If the Secret Hitler is ever elected chancellor after 3 fascist laws have already passed, the fascists automatically win. If the liberals manage to pass 5 liberal laws before this occurs, they win. The game is fast-paced and chaotic, and hits the table, along with the game Avalon, quite often at Stardock gatherings.
Dead Man's Draw
Look familiar? This game is honestly one of my absolute favorites in my collection because it is so easy to teach and everyone who has ever learned it has had an absolute blast!

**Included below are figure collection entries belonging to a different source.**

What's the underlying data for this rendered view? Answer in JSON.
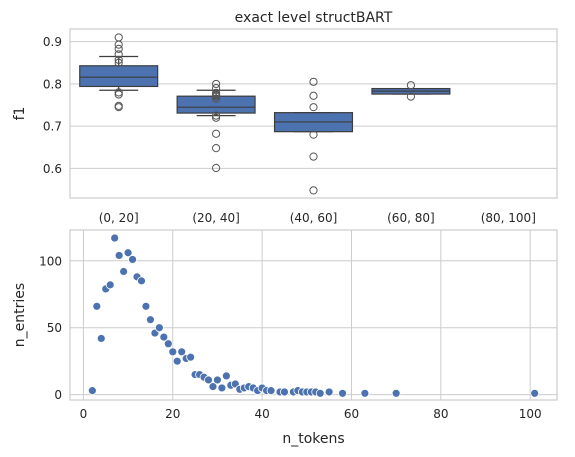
{
  "chart_data": [
    {
      "type": "box",
      "title": "exact level structBART",
      "ylabel": "f1",
      "xlabel": "",
      "ylim": [
        0.53,
        0.93
      ],
      "yticks": [
        0.6,
        0.7,
        0.8,
        0.9
      ],
      "grid": true,
      "box_color": "#4c72b0",
      "line_color": "#3d3d3d",
      "categories": [
        "(0, 20]",
        "(20, 40]",
        "(40, 60]",
        "(60, 80]",
        "(80, 100]"
      ],
      "boxes": [
        {
          "q1": 0.794,
          "median": 0.816,
          "q3": 0.843,
          "whisker_low": 0.785,
          "whisker_high": 0.865,
          "outliers": [
            0.91,
            0.893,
            0.883,
            0.87,
            0.857,
            0.85,
            0.78,
            0.775,
            0.748,
            0.745
          ]
        },
        {
          "q1": 0.731,
          "median": 0.745,
          "q3": 0.771,
          "whisker_low": 0.725,
          "whisker_high": 0.785,
          "outliers": [
            0.8,
            0.79,
            0.779,
            0.776,
            0.773,
            0.77,
            0.765,
            0.725,
            0.72,
            0.682,
            0.648,
            0.601
          ]
        },
        {
          "q1": 0.687,
          "median": 0.71,
          "q3": 0.732,
          "whisker_low": 0.687,
          "whisker_high": 0.732,
          "outliers": [
            0.805,
            0.772,
            0.745,
            0.68,
            0.628,
            0.548
          ]
        },
        {
          "q1": 0.776,
          "median": 0.783,
          "q3": 0.789,
          "whisker_low": 0.776,
          "whisker_high": 0.789,
          "outliers": [
            0.797,
            0.77
          ]
        },
        null
      ]
    },
    {
      "type": "scatter",
      "xlabel": "n_tokens",
      "ylabel": "n_entries",
      "xlim": [
        -3,
        106
      ],
      "ylim": [
        -4,
        123
      ],
      "xticks": [
        0,
        20,
        40,
        60,
        80,
        100
      ],
      "yticks": [
        0,
        50,
        100
      ],
      "grid": true,
      "point_color": "#4c72b0",
      "x": [
        2,
        3,
        4,
        5,
        6,
        7,
        8,
        9,
        10,
        11,
        12,
        13,
        14,
        15,
        16,
        17,
        18,
        19,
        20,
        21,
        22,
        23,
        24,
        25,
        26,
        27,
        28,
        29,
        30,
        31,
        32,
        33,
        34,
        35,
        36,
        37,
        38,
        39,
        40,
        41,
        42,
        44,
        45,
        47,
        48,
        49,
        50,
        51,
        52,
        53,
        55,
        58,
        63,
        70,
        101
      ],
      "y": [
        3,
        66,
        42,
        79,
        82,
        117,
        104,
        92,
        106,
        101,
        88,
        85,
        66,
        56,
        46,
        50,
        43,
        38,
        32,
        25,
        32,
        27,
        28,
        15,
        15,
        13,
        11,
        6,
        11,
        5,
        14,
        7,
        8,
        4,
        5,
        6,
        5,
        3,
        5,
        3,
        3,
        2,
        2,
        2,
        3,
        2,
        2,
        2,
        2,
        1,
        2,
        1,
        1,
        1,
        1
      ]
    }
  ]
}
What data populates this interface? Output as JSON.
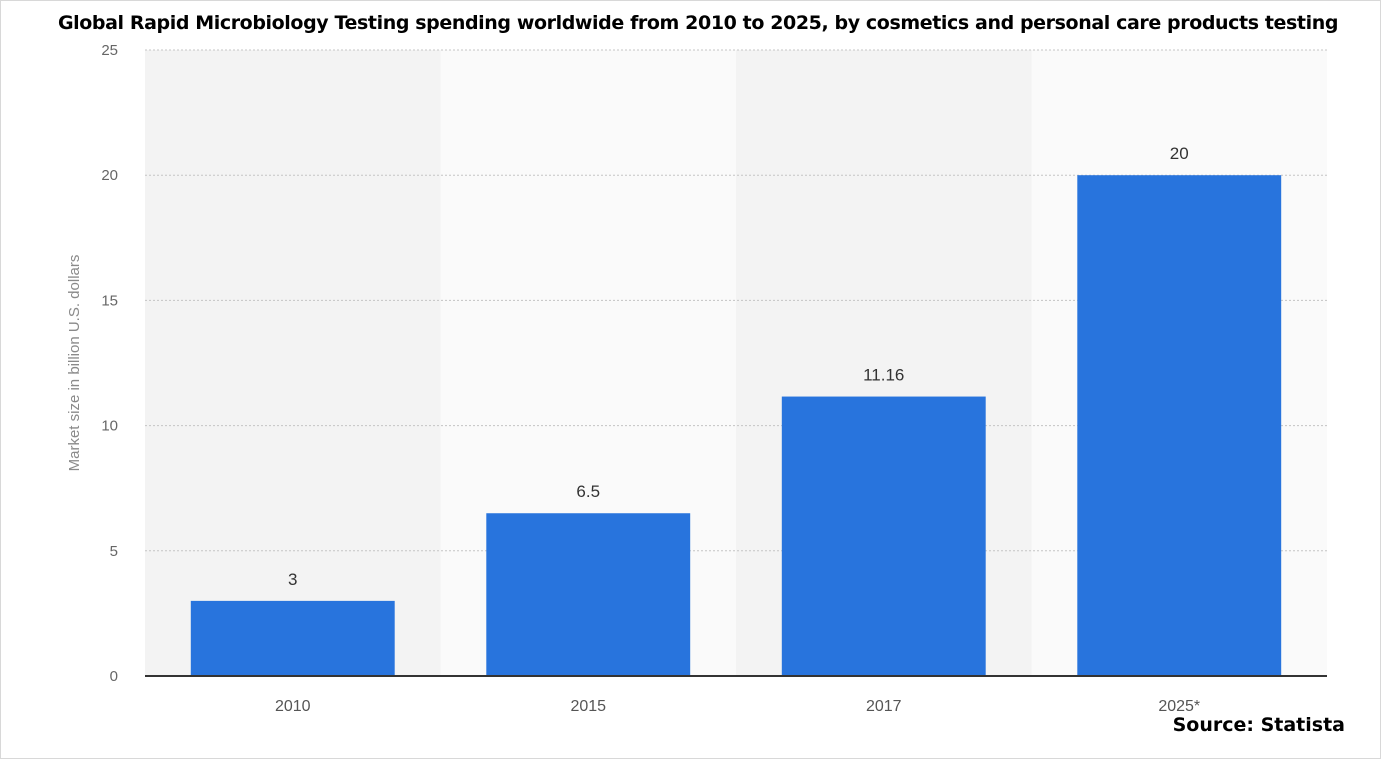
{
  "title": "Global Rapid Microbiology Testing spending worldwide from 2010 to 2025, by cosmetics and personal care products testing",
  "source": "Source: Statista",
  "chart_data": {
    "type": "bar",
    "title": "Global Rapid Microbiology Testing spending worldwide from 2010 to 2025, by cosmetics and personal care products testing",
    "xlabel": "",
    "ylabel": "Market size in billion U.S. dollars",
    "categories": [
      "2010",
      "2015",
      "2017",
      "2025*"
    ],
    "values": [
      3,
      6.5,
      11.16,
      20
    ],
    "value_labels": [
      "3",
      "6.5",
      "11.16",
      "20"
    ],
    "ylim": [
      0,
      25
    ],
    "yticks": [
      0,
      5,
      10,
      15,
      20,
      25
    ],
    "grid": true,
    "bar_color": "#2874dd",
    "band_colors": [
      "#f3f3f3",
      "#fafafa"
    ]
  }
}
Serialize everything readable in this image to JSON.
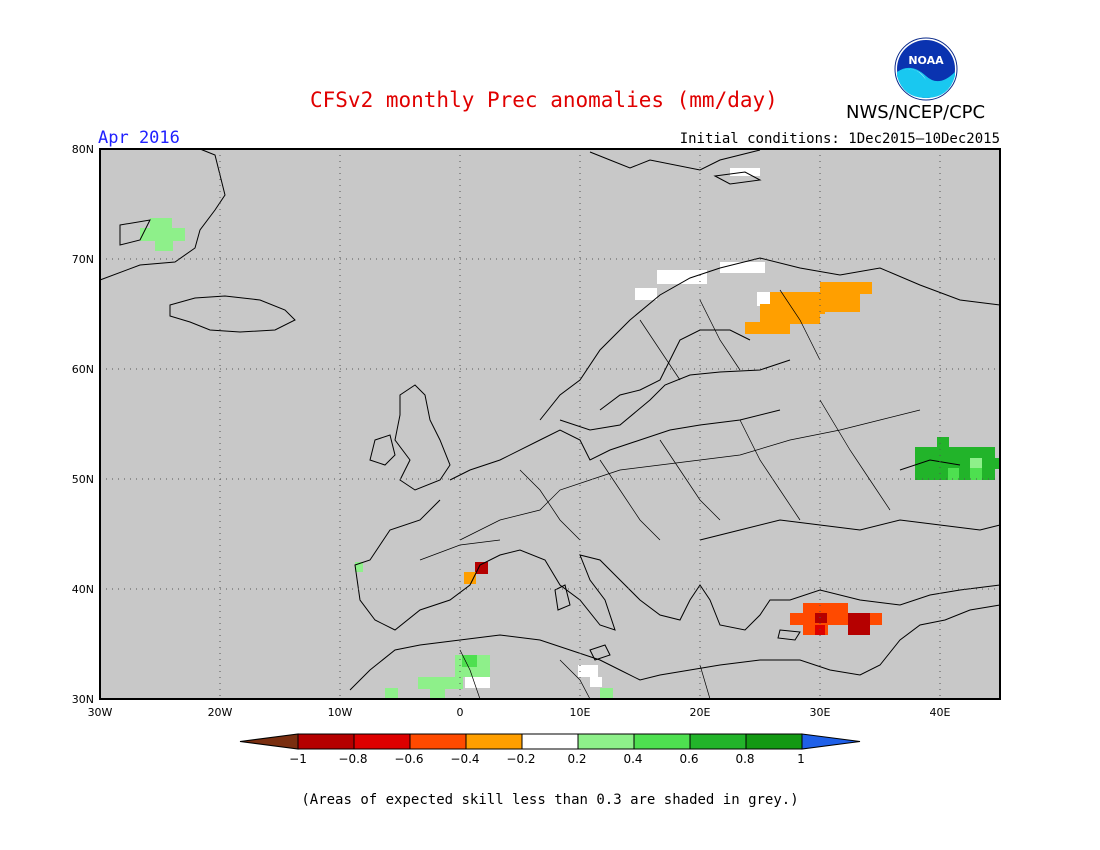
{
  "header": {
    "title": "CFSv2 monthly Prec anomalies (mm/day)",
    "agency": "NWS/NCEP/CPC",
    "logo_text": "NOAA",
    "month": "Apr 2016",
    "initial_conditions": "Initial conditions: 1Dec2015—10Dec2015"
  },
  "map": {
    "background_color": "#c8c8c8",
    "lat_labels": [
      "80N",
      "70N",
      "60N",
      "50N",
      "40N",
      "30N"
    ],
    "lon_labels": [
      "30W",
      "20W",
      "10W",
      "0",
      "10E",
      "20E",
      "30E",
      "40E"
    ],
    "grid": "dotted"
  },
  "legend": {
    "ticks": [
      "−1",
      "−0.8",
      "−0.6",
      "−0.4",
      "−0.2",
      "0.2",
      "0.4",
      "0.6",
      "0.8",
      "1"
    ],
    "colors": [
      "#7a2e10",
      "#b50000",
      "#dd0000",
      "#ff4a00",
      "#ff9f00",
      "#ffffff",
      "#8ef08a",
      "#4ee050",
      "#22b42a",
      "#139913",
      "#1f60e8"
    ]
  },
  "footnote": "(Areas of expected skill less than 0.3 are shaded in grey.)"
}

We have a lot of new Stardock blood here now, so I thought it was more than appropriate to introduce them to our only physical board game.
In Dead Man's Draw, you push your luck trying to score the most points by trying not to bust as you flip cards over out of the deck. If you ever flip up a suit that you already have in the lineup, you bust and don't get to score any cards for that round, so be sure to know when to stop!
Each suit has its own special ability, ranging from blowing up or stealing an opponent's card, protecting previous cards in the lineup, or even forcing you to flip over 2 cards whether you want to or not. The gameplay is fast paced and easy, and I know that the new Stardockians really enjoyed the game as much as I enjoyed teaching it!
Well, that was our game night in a nutshell! What are some of your favorite board games, and have you played any of the ones above? Tell me about it!